In contrast to the Centaur is the Minotaur.  This was a man’s body with a bull’s head and mythically lived in a labyrinth or underground maze.  It was a destroyer of humans, not a teacher.  Many of the Egyptian hieroglyphs of their gods were with human bodies and animal heads, like Anubis, the jackal headed god, Horus, the hawk headed god, Thoth, the Ibis headed god, and so on.  When you have a “god” with an animal head, it means that “good” is being guided by the power of the animal nature. Sometimes this is necessary to accomplish certain goals in the material world, overcome obstacles, defend the good in life, etc. On the other hand, it can also override the divine with animal desires, which would not be “good.” That is why the picture of good guidance of animal desires is represented by the divine ruling or riding the animal, not the other way around.

So what then does the Minotaur represent to us? Actually, we still use the same image today to communicate the ancient inner truth. When we say, “That guy is being bull-headed.” We are using the ancient image of the Minotaur to describe his inner state of being at that time.  Sometimes, we may need to use our animal senses and power to accomplish our divine ends, but we cannot remain that way perpetually or like the Minotaur we will become destructive, lost in a labyrinth of confusion, underground shut off from the “light” we receive from above.  Similar language can be employed when people are discussed in animal terms, like “Watch out for that guy. He is a snake!” or “weasel”, or “dog”, or even “He’s a bear in the morning!” It is referring to the animal nature that is controlling him or her at that time.  It can be “cocky” or even “foxy”, but pay attention to how often we use animal terms to discuss our human existence and behavior and you will start to get an idea of how important this concept of the Divine-Animal is to us.
The message when you begin to survey the images in the ancient world that combined human and animal body parts is this, whatever is the head is the part that is ruling. The “Animal” was associated with natural “power” within us to live, or the life-force. The “Human” aspect was associated with the “god” in us or the “good” in us.  So the Divine-Animal is another way of referring to the “powerful-good” within us, motivating us.

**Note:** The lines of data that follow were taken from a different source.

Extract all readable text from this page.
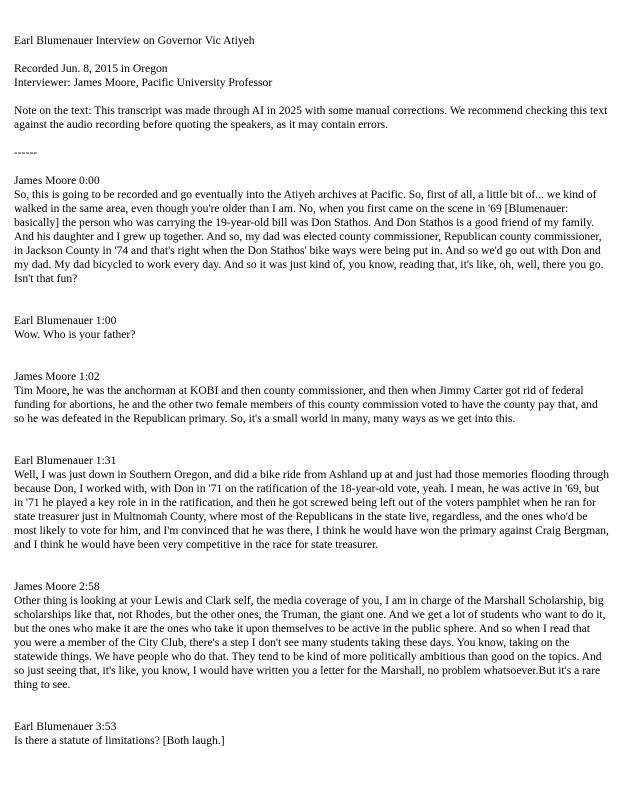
Earl Blumenauer Interview on Governor Vic Atiyeh

Recorded Jun. 8, 2015 in Oregon

Interviewer: James Moore, Pacific University Professor

Note on the text: This transcript was made through AI in 2025 with some manual corrections. We recommend checking this text against the audio recording before quoting the speakers, as it may contain errors.

------

James Moore 0:00

So, this is going to be recorded and go eventually into the Atiyeh archives at Pacific. So, first of all, a little bit of... we kind of walked in the same area, even though you're older than I am. No, when you first came on the scene in '69 [Blumenauer: basically] the person who was carrying the 19-year-old bill was Don Stathos. And Don Stathos is a good friend of my family. And his daughter and I grew up together. And so, my dad was elected county commissioner, Republican county commissioner, in Jackson County in '74 and that's right when the Don Stathos' bike ways were being put in. And so we'd go out with Don and my dad. My dad bicycled to work every day. And so it was just kind of, you know, reading that, it's like, oh, well, there you go. Isn't that fun?

Earl Blumenauer 1:00

Wow. Who is your father?

James Moore 1:02

Tim Moore, he was the anchorman at KOBI and then county commissioner, and then when Jimmy Carter got rid of federal funding for abortions, he and the other two female members of this county commission voted to have the county pay that, and so he was defeated in the Republican primary. So, it's a small world in many, many ways as we get into this.

Earl Blumenauer 1:31

Well, I was just down in Southern Oregon, and did a bike ride from Ashland up at and just had those memories flooding through because Don, I worked with, with Don in '71 on the ratification of the 18-year-old vote, yeah. I mean, he was active in '69, but in '71 he played a key role in in the ratification, and then he got screwed being left out of the voters pamphlet when he ran for state treasurer just in Multnomah County, where most of the Republicans in the state live, regardless, and the ones who'd be most likely to vote for him, and I'm convinced that he was there, I think he would have won the primary against Craig Bergman, and I think he would have been very competitive in the race for state treasurer.

James Moore 2:58

Other thing is looking at your Lewis and Clark self, the media coverage of you, I am in charge of the Marshall Scholarship, big scholarships like that, not Rhodes, but the other ones, the Truman, the giant one. And we get a lot of students who want to do it, but the ones who make it are the ones who take it upon themselves to be active in the public sphere. And so when I read that you were a member of the City Club, there's a step I don't see many students taking these days. You know, taking on the statewide things. We have people who do that. They tend to be kind of more politically ambitious than good on the topics. And so just seeing that, it's like, you know, I would have written you a letter for the Marshall, no problem whatsoever.But it's a rare thing to see.

Earl Blumenauer 3:53

Is there a statute of limitations? [Both laugh.]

In ancient Northern Europe we have similar mythic beings, but with a twist. They are a fusionas applied to humans, distinct animal parts  yet working together with the divine. The Divine-Animals of the North were called Satyrs, which were half goat and half man, such as Mimir was reported to be in the Danish writings of Saxo Gramaticus.  They have goat legs and a tail from the waist down, then a human torso and arms, yet with a human head mingled with goat horns and ears.  In Thidrick’s Saga Mimir was understood to be a magical smith and teacher (See “Weland the Smith,” H.R. Ellis Davidson).  Notice the blend of natural and supernatural powers.  Mimir, from which we get the English word “memory,” represents the highest blend of the divine and animal.  The Heimskringla Mimir’s head is cut off by the Vanir and sent back to Odin with the god Hoenir (whose name means “thought”). Odin is said to restore Mimir’s head to life by magical herbs and consults it from time to time for its wisdom.  Mythically speaking this means that “memory” (Mimir) comes with good “thought”  (Hoenir) to “wisdom” (Odin) who can restore “memory” to life as “wisdom” learns what “memory” has to say.  However, the point is here that this isn’t just any kind of “memory,” but the memory of Mimir is those experiences of living a blended Divine-Animal life.

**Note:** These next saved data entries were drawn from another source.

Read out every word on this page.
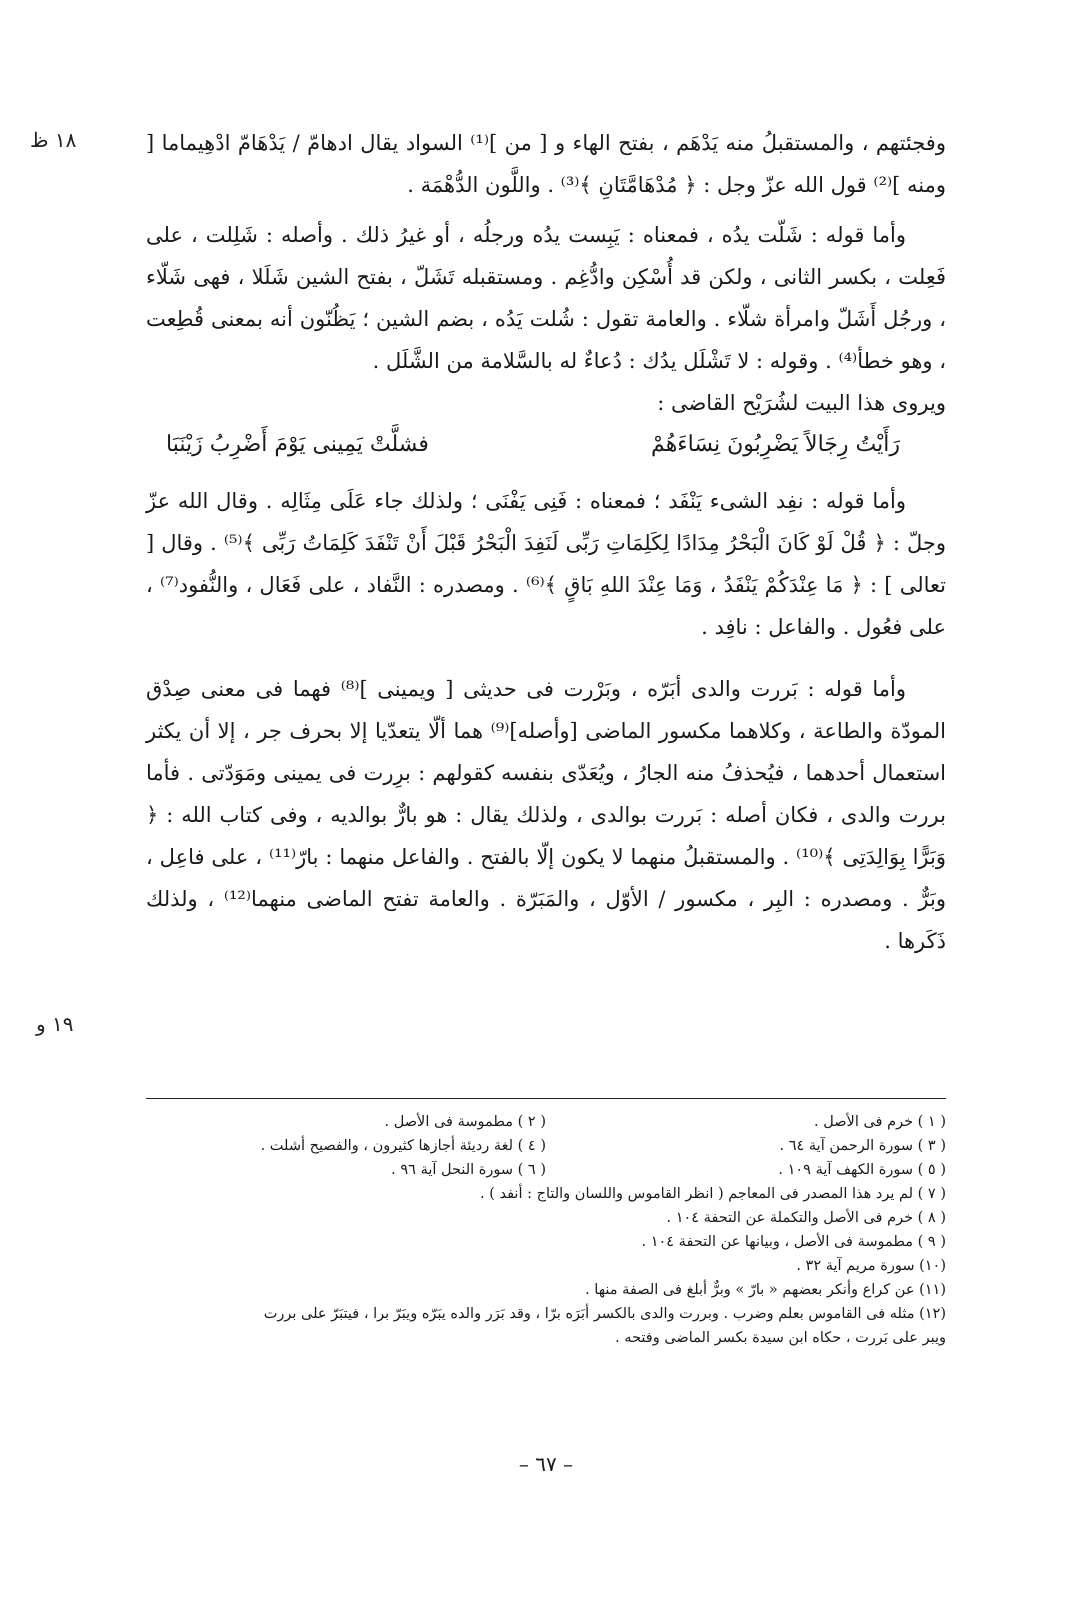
١٨ ظ
١٩ و

وفجئتهم ، والمستقبلُ منه يَدْهَم ، بفتح الهاء و [ من ]⁽¹⁾ السواد يقال ادهامّ / يَدْهَامّ ادْهِيماما [ ومنه ]⁽²⁾ قول الله عزّ وجل : ﴿ مُدْهَامَّتَانِ ﴾⁽³⁾ . واللَّون الدُّهْمَة .

وأما قوله : شَلّت يدُه ، فمعناه : يَبِست يدُه ورجلُه ، أو غيرُ ذلك . وأصله : شَلِلت ، على فَعِلت ، بكسر الثانى ، ولكن قد أُسْكِن وادُّغِم . ومستقبله تَشَلّ ، بفتح الشين شَلَلا ، فهى شَلّاء ، ورجُل أَشَلّ وامرأة شلّاء . والعامة تقول : شُلت يَدُه ، بضم الشين ؛ يَظُنّون أنه بمعنى قُطِعت ، وهو خطأ⁽⁴⁾ . وقوله : لا تَشْلَل يدُك : دُعاءٌ له بالسَّلامة من الشَّلَل .

ويروى هذا البيت لشُرَيْح القاضى :

رَأَيْتُ رِجَالاً يَضْرِبُونَ نِسَاءَهُمْ
فشلَّتْ يَمِينى يَوْمَ أَضْرِبُ زَيْنَبَا

وأما قوله : نفِد الشىء يَنْفَد ؛ فمعناه : فَنِى يَفْنَى ؛ ولذلك جاء عَلَى مِثَالِه . وقال الله عزّ وجلّ : ﴿ قُلْ لَوْ كَانَ الْبَحْرُ مِدَادًا لِكَلِمَاتِ رَبِّى لَنَفِدَ الْبَحْرُ قَبْلَ أَنْ تَنْفَدَ كَلِمَاتُ رَبِّى ﴾⁽⁵⁾ . وقال [ تعالى ] : ﴿ مَا عِنْدَكُمْ يَنْفَدُ ، وَمَا عِنْدَ اللهِ بَاقٍ ﴾⁽⁶⁾ . ومصدره : النَّفاد ، على فَعَال ، والنُّفود⁽⁷⁾ ، على فعُول . والفاعل : نافِد .

وأما قوله : بَررت والدى أبَرّه ، وبَرْرت فى حديثى [ ويمينى ]⁽⁸⁾ فهما فى معنى صِدْق المودّة والطاعة ، وكلاهما مكسور الماضى [وأصله]⁽⁹⁾ هما ألّا يتعدّيا إلا بحرف جر ، إلا أن يكثر استعمال أحدهما ، فيُحذفُ منه الجارُ ، ويُعَدّى بنفسه كقولهم : برِرت فى يمينى ومَوَدّتى . فأما بررت والدى ، فكان أصله : بَررت بوالدى ، ولذلك يقال : هو بارٌّ بوالديه ، وفى كتاب الله : ﴿ وَبَرًّا بِوَالِدَتِى ﴾⁽¹⁰⁾ . والمستقبلُ منهما لا يكون إلّا بالفتح . والفاعل منهما : بارّ⁽¹¹⁾ ، على فاعِل ، وبَرٌّ . ومصدره : البِر ، مكسور / الأوّل ، والمَبَرّة . والعامة تفتح الماضى منهما⁽¹²⁾ ، ولذلك ذَكَرها .

( ١ ) خرم فى الأصل .
( ٢ ) مطموسة فى الأصل .
( ٣ ) سورة الرحمن آية ٦٤ .
( ٤ ) لغة رديئة أجازها كثيرون ، والفصيح أشلت .
( ٥ ) سورة الكهف آية ١٠٩ .
( ٦ ) سورة النحل آية ٩٦ .

( ٧ ) لم يرد هذا المصدر فى المعاجم ( انظر القاموس واللسان والتاج : أنفد ) .

( ٨ ) خرم فى الأصل والتكملة عن التحفة ١٠٤ .

( ٩ ) مطموسة فى الأصل ، وبيانها عن التحفة ١٠٤ .

(١٠) سورة مريم آية ٣٢ .

(١١) عن كراع وأنكر بعضهم « بارّ » وبرٌّ أبلغ فى الصفة منها .

(١٢) مثله فى القاموس بعلم وضرب . وبررت والدى بالكسر أبَرَه برّا ، وقد بَرَر والده يبَرّه ويبَرّ برا ، فيتبَرّ على بررت

ويبر على بَررت ، حكاه ابن سيدة بكسر الماضى وفتحه .

– ٦٧ –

There were also werewolves, such as Fenris.  Fenris is the son of Loki his father and Angrabotha his mother (Her name means “Boding-of-anger”).  The word “were” in “were-wolf” literally means “man” in Old English, as in the word “weregild” meaning “man-gold.”  So “were-wolf” translated literally means “man-wolf.”  Many stories are spun from this image as you know, but the roots are traced back to the berserker.  These were Northern warriors who would often cover their head and bodies in wolf skins or bear skins when they went into battle, called “Ulfhednar” (Wolf-clad-men) in its earliest use in the 9th century poem Haroldskvaedi.  The word “berserk” is un-translated because there is no foreign similarity to its wild untamed display of animal power.  This was a state of mind taught by Odin himself to warriors going into battle. It would summon all of their animal power and reportedly make him (and them) invincible and indomitable.  Notice however, when it comes to Fenris, the werewolf son of Loki, then another symbolic truth emerges.  Fenris is said to be the consumer and destroyer of Odin when it breaks free of its magical bonds in the last battle between the gods and forces of Hel, Muspelsheim, and Jotunheim.  (We will discuss later what each of these worlds represent in relation to the nine worlds.) Therefore, wild animal power will consume and destroy wisdom to those who lose control of it.

“Fairies” over time took on the image of half human and half dragonfly or half butterfly in the minds of Northern European folk.  This mythic image of a semi-divine animal had magical powers. These were originally spirits or  Teutonic “elves” (alfs) either black or white (light or dark) indicating their intent and nature.  The Oxford Dictionary traces the origins of our word “self” from “s-elf” as a contraction from “god’s elf.” That would be our “good-self” also known as the “light-elf” (loss-alf) or light-self.  There was also the “dark-elf” or dark-self, which were pictured as both consulting and even arguing with our minds to pursue some light or dark path. Today cartoons portray them as an angel on one shoulder and a demon or devil on the other whispering into our ears.  Both fairies and elves have magical powers. The “magic” is the same as “miracle” or divine power. The animal aspect of butterflies or dragonflies represents the light or dark “flights of fancy” they can take us on in the mind, but often resulting in some physical pleasure or satisfaction  mixed with a “wish.”

In the Northern myths when animals are seen in relation to the gods and goddesses the animals are working together for a common “good” but not fused together in the bodies of the gods and goddesses. For example, Thor’s cart is pulled by two goats “Tanngrisner” (Tooth-gnasher) and “Tanngnjostr” (Teeth-grinder).  Freya’s cart is pulled by two cats “Bygul” (Bee-gold = Honey) and “Trjegul” (Tree-gold = Amber).  Odin is attended by two wolves “Geri” (Greed) and “Freki” (Gluttony). He is also attended by two ravens “Hugin” (thinking) and “Munin” (remembering).  Frey is attended by the dwarf-made boar “Gullinbursti” (Golden-bristles).   Mythically, the cart is vehicle of our body that gets us around, the god or goddess is the divine “good” and “goodness” within our bodies.  The animal or animals within us are the natural power or powers we employ to bring us to the “good” way of life or the “god” way of life of the Northern Way.

Each of these combinations of divine and animals are illustrations to us to find how to get them to work together for the powerful common good in our lives.  What we must do then is not only get in touch with the gods and goddesses within to find their counsel on what that “good” life is, but also get in touch the animal nature within to “empower” us to live, strive and thrive in that “good” life of the Divine-Animal.